MTA officials went into greater depth Monday about their overnight subway shutdown planning beginning this week, committing to filling the transit gap with buses and for-hire vehicles to keep essential workers moving in the wee hours of the morning.

As May 6 approaches, the MTA is refining its plan to shut down all 472 subway stations between the hours of 1 a.m. and 5 a.m., starting Wednesday. Buses will replace the lost subway service; there will be 1,168 more bus trips facilitated by 344 more buses on the road, enhancing 61 routes.

According to the MTA, they are looking to get futuristic in ways of eliminating the virus from surfaces, such as UV lights or new products that kill COVID-19.

“We’re testing multiple products from multiple companies. They claim — and we are in the process of verifying with federal regulators and laboratories — that their products will eradicate the virus including COVID-19 for an extended period of time: 30, 60, 90 days,” MTA Chair Pat Foye said at a Monday press conference. “We’re also exploring ultraviolet light.”

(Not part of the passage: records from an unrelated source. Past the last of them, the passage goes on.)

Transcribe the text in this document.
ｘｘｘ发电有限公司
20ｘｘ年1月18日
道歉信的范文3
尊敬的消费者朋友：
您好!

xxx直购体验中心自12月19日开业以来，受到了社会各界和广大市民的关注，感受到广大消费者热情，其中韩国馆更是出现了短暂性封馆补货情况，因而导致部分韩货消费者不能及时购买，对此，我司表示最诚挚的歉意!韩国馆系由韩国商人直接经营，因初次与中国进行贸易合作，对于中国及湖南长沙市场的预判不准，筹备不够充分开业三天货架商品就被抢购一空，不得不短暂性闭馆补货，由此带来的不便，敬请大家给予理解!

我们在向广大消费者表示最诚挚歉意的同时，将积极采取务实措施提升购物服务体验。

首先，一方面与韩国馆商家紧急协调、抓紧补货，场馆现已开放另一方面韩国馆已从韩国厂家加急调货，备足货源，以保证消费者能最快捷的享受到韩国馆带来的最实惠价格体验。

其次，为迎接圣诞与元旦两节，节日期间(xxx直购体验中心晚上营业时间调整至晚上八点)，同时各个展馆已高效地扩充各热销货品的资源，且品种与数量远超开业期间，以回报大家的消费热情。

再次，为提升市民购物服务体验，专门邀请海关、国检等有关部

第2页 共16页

Testing on these new methods are ongoing and Foye said the findings would be released during their monthly board meeting in May.

Essential workers whose needs cannot be met by buses will be able to call 511 for a ride to their job which they will be able to use once within that four-hour window.

According to interim New York City Transit President Sarah Feinberg, the overnight closure was necessary despite the cleaning efforts underway during the daylight hours at terminals, but this allows them to access all subway rolling stock with no obstruction from the public.

Feinberg said there will not only be 500 cleaners swarming every station, terminal and yard, but that there will also need to be a stepped up policing effort from NYPD and MTA police, which she claimed is to ensure stations are closed off to the public starting at the stroke of 1 a.m. on Wednesday. The MTA said the NYPD would be determining the numbers officers needed to accomplish this.

“We’re going to learn and get better as we go,” Feinberg said. “This entire thing is unprecedented — we’ve said that so many times I’m worried that it is losing what it means.”

Feinberg told reporters Monday that the single ride per day for essential workers only applies during those hours and was decidedly only for-hire vehicle rides per day on account of the expectancy that there shift wouldn’t be beginning or end in such a short span of time.